Had some database corruption problems today. Since they came on the
heels of making some minor database changes yesterday, they may or may
not be related to that. Centos 4.x, Postgresql 8.1.4
I modified the following settings and then issued a reload. I hadn't
turned up the kernel.shmmax to allow for these bigger memory settings,
but the database continued to run fine.
shared_buffers = 10000
work_mem = 2048
autovacuum = on # enable autovacuum subprocess?

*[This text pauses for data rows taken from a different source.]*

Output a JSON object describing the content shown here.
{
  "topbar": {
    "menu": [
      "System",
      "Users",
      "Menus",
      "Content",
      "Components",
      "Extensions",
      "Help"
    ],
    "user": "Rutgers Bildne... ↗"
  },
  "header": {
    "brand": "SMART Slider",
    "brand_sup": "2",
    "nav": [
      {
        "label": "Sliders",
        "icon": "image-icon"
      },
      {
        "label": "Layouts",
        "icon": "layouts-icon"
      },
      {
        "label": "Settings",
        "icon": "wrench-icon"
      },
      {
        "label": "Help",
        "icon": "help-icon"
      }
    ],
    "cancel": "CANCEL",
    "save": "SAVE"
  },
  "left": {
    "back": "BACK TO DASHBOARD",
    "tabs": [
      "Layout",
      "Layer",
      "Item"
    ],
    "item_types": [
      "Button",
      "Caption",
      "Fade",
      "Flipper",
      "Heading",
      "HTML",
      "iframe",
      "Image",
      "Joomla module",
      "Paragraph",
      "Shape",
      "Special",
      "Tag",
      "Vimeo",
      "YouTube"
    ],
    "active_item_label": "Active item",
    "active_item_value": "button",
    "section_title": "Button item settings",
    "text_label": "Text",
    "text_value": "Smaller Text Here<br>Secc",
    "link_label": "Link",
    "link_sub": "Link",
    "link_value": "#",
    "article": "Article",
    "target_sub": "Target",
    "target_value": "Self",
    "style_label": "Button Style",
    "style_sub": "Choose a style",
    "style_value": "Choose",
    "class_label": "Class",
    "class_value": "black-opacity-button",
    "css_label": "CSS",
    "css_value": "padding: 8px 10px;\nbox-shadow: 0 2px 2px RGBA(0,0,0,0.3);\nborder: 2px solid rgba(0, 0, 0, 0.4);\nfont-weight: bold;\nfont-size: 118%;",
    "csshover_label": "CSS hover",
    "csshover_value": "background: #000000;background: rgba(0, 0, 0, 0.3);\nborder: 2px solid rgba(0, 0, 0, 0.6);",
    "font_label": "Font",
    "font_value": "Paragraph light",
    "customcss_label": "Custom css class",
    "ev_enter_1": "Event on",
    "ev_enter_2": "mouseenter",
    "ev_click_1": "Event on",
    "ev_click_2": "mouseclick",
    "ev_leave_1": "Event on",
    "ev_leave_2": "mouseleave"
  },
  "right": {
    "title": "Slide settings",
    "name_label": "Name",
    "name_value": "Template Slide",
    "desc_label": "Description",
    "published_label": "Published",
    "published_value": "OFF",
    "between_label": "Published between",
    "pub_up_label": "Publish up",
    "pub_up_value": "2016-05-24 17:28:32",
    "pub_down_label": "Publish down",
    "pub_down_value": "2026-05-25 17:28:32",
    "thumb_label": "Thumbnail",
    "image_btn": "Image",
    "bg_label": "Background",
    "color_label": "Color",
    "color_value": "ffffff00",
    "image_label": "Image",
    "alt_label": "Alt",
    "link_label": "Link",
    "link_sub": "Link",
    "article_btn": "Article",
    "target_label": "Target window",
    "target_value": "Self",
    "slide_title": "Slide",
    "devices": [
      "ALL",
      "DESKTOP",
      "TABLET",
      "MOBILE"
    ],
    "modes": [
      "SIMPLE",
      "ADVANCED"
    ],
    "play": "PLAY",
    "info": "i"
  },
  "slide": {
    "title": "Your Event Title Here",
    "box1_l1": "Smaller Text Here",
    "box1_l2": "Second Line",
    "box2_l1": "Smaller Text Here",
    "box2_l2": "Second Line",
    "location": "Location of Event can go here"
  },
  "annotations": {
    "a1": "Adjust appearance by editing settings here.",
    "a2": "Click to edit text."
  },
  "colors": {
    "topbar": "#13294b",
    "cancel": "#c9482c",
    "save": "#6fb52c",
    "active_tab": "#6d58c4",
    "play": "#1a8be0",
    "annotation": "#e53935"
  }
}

autovacuum_naptime = 60 # time between autovacuum runs,
in secs
autovacuum_vacuum_threshold = 1000 # min # of tuple updates before
autovacuum_analyze_threshold = 500 # min # of tuple updates before
autovacuum_vacuum_scale_factor = 0.4 # fraction of rel size before
autovacuum_analyze_scale_factor = 0.2 # fraction of rel size before
autovacuum_vacuum_cost_delay = -1 # default vacuum cost delay for
autovacuum_vacuum_cost_limit = -1 # default vacuum cost limit for
After reloading I ran a number of vacuumdb -a -z which completed
successfully.
Sometime after the vacuum or reload one of our clients started to have
database problems. The other databases in the same postgresql on the
server don't seem to be affected.
When I finally got the error report in the morning the database was in
this state:
$ psql dbname
dbname=# \dt
ERROR: cache lookup failed for relation 20884
Doing a select * from pg_tables seemed to indicate that some of the
tables were no longer in the database, also some other tables were
inaccessible.
I made a backup and then some functionality was restored by issuing a
reindex system dbname
Using the "broken database" pg_dump on all tables in pg_table gives this
for some tables:
pg_dump: SQL command failed
pg_dump: Error message from server: ERROR: cache lookup failed for
relation 20871
pg_dump: The command was: SELECT tableoid, oid, conname,
pg_catalog.pg_get_const
raintdef(oid) as condef FROM pg_catalog.pg_constraint WHERE conrelid =
'20876'::
pg_catalog.oid AND contype = 'f'
pg_dump: SQL command failed
pg_dump: Error message from server: ERROR: relation
"public.auth_groups_permissions" does not exist
pg_dump: The command was: LOCK TABLE public.auth_groups_permissions IN
ACCESS SH
ARE MODE
pg_dump: SQL command failed
pg_dump: Error message from server: ERROR: relation with OID 21186 does
not exist
pg_dump: The command was: LOCK TABLE public.ght_ght_shippingorders IN
ACCESS SHA
RE MODE
Our backups failed of course, and we have made a good attempt at
recovery, which we are willing to accept as all the recovery we can do.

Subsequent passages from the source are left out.